The Washington Nationals have finally made a significant move, extending and promoting GM Mike Rizzo to President of Baseball Operations combined with his duties as GM.
Rizzo, after taking over from Jim Bowden in 2009, was able to turn Washington from MLB laughingstock to a team many picked to make the World Series this year after many successful drafts and key free-agent signings, such as the Jayson Werth deal and the extension for Ryan Zimmerman. Rizzo was also the catalyst behind the Gio Gonzalez, Denard Span and Rafael Soriano acquisitions. What Rizzo has been able to do in a matter of three years took the Tampa Bay Rays 10 years to achieve. Needless to say, Rizzo has proved his worth.
But was extending and promoting him the right move?
Sure, the move makes a lot of sense — in 2012. Making this move following Washington’s 2012 performance would have made the Nationals look like geniuses. Rizzo had built them up to a bona fide playoff contender that players want to come to. As a GM, Rizzo’s bread and butter is waiting in the weeds, behind the scenes, structuring deals that nobody sees coming until the deals are done.

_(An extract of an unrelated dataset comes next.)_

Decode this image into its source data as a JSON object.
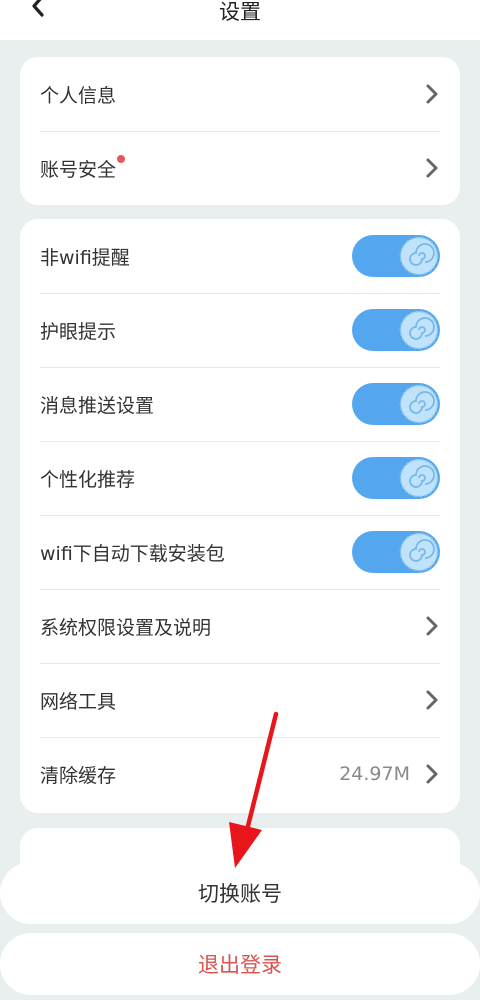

The problem with extending and promoting Rizzo now is that Washington is in the midst of one of the most disappointing seasons in recent baseball memory, not just for the Nationals, but in the whole league. Extending and promoting Rizzo now makes it look as though it’s a reward for the team’s NL East winning 2012. One of Rizzo’s detriments is his extreme confidence in his own players, whether in the ones he signed or drafted. Giving a player a fair shake is not the issue, it’s when guys like Danny Espinosa or Drew Storen are ineffective for so long that it can put the team in a hole.
Extending and promoting Rizzo was something any Nationals fan could have seen coming. The issue is the timing. Washington has plenty of time to turn things around, and for Rizzo’s sake, let’s hope they do.